The coating with the pulp takes place by a spraying method using a nozzle 24 which can move back and forth along the guide 25 in an oscillating motion.

The three thus-coated strips 18, 19, 20 are then pulled forward over the rollers 28, 29 and 30 so that they move from their original at least almost horizontal positions to vertical or almost vertical positions, requiring the mass to be foamed on its way from the injection point to the roll, e.g. 30, to the extent that it is practically formable but no longer runs. It is thus solid-shaped in that it no longer changes shape or runs, but it is still plastically malleable.
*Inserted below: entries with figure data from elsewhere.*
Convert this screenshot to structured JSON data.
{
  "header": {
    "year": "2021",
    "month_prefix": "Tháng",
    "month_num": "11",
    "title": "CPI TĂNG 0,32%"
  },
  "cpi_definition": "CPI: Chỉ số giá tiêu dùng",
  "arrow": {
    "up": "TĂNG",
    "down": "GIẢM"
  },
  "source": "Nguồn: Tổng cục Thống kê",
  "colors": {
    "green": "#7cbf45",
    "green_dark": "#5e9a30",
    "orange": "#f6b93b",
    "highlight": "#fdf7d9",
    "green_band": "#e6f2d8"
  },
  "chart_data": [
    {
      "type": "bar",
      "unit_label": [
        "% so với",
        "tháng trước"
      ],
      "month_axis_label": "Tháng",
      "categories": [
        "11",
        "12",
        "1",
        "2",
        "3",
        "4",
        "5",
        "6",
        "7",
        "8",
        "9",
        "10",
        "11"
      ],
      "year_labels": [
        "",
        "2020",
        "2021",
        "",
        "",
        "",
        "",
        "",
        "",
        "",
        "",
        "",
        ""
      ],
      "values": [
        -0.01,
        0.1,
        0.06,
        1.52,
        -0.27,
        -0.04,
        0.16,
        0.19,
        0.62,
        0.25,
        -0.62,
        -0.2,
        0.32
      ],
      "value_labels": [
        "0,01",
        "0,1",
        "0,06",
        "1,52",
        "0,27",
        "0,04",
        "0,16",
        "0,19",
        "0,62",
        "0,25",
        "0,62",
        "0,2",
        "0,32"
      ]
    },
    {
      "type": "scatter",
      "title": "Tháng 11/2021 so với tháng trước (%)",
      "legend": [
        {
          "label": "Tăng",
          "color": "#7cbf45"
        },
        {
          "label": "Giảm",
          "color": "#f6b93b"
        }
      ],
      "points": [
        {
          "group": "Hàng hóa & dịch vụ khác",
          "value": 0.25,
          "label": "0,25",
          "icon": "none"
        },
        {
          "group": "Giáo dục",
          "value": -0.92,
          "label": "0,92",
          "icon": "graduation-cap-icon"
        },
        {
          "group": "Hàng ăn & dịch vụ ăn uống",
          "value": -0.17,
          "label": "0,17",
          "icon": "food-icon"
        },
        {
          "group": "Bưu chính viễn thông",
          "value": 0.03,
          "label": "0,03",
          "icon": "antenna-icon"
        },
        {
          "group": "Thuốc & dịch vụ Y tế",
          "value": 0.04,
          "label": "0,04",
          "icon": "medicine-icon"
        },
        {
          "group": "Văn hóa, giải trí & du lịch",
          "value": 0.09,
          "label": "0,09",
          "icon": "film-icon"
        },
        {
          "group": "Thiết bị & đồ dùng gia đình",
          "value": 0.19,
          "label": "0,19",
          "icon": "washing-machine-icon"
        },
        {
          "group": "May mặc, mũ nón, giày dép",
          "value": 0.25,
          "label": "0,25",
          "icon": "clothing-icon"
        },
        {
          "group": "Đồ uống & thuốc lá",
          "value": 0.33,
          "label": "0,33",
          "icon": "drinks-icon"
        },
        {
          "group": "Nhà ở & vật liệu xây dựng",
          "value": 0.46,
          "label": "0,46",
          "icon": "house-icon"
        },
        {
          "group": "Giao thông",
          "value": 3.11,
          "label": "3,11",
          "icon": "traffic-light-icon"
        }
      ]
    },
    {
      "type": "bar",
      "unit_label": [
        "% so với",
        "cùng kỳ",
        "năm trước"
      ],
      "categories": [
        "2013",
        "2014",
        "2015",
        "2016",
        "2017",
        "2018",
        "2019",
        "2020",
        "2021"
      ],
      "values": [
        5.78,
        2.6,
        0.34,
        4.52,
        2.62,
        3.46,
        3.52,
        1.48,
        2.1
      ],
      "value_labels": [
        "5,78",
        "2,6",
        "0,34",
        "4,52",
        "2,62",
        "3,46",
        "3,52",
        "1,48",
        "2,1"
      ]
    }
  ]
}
The three tracks 18, 19 and 20 are selected in terms of their width so that they each correspond to a third part of the inner circumference of the forming tube 31 into which they are retracted, the mass-coated sides turned inwards. In this case, the compression of the shoulders takes place in the pulp coatings 21, 22, 23, which have been described in more detail above in connection with Figures 5-8.
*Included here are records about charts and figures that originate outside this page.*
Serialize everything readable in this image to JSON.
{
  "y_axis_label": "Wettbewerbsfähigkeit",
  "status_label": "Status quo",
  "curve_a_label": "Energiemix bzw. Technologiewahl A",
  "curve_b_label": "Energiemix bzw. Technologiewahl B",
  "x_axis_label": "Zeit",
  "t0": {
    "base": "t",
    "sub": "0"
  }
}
The shaping tube 31, as well as the mandrel not shown in Fig. 9, must be so long that the formed tube, as it passes along these two parts, has time to stabilize as the mass stiffens and hardens. Thus, a tube with interconnected, barely perceptible seams, similar in type to that shown in Figure 8, emerges at the lower end of the device. This tube can then, depending on the area of use, be further machined. In the case of making a pipe bowl to insulate hot or cold pipelines, cut off

Claims (3)

58885 8 tube into suitably long pieces and the pieces are cut open along the baseline or possibly along several baselines so as to obtain tube bowls of conventional shape. The invention relates to a method for producing elongate hollow bodies, in particular tubular bowls or ventilation channels, from a foamable, hardenable or stiffening mass, e.g. polyurethane foam, possibly around a mandrel, characterized in that the mass is cast on flexible strip-shaped substrates (e.g. 18, 19, 20) as a coating (e.g. 21, 22, 23) and a plurality of such strip-shaped substrates (18, 19, 20) with the masses (21, 22, 23) fitted thereto are assembled, optionally shaped, together to form the desired hollow body, whereby adjacent substrate strips (18, 19, 19) , 20) the edges (e.g. 13. are joined in a known manner so as to form seams (e.g. 13 '/ 17) running in the longitudinal direction of the hollow body and that the assembly takes place when the foaming of the mass is at least substantially completed, but before hardening, vast, solidification has occurred or only a small amount has begun. In carrying out the method according to claim 1, seams (13 '; 17) are provided between the strips (18, 19, 20) so that the hollow body takes the form of a tube. When carrying out the method according to claim 1 or 2, the substrate strips (18, 19, 20) are guided in at least an almost horizontal plane when they are coated with the mass (21, 22, 23). After the pulp has dried so that it is no longer flowable but still has to be plastically shaped, the base strips (18, 19, 20) are turned around the rollers (28, 29, 30) or the like in at least a substantially vertical direction and joined to form a hollow body.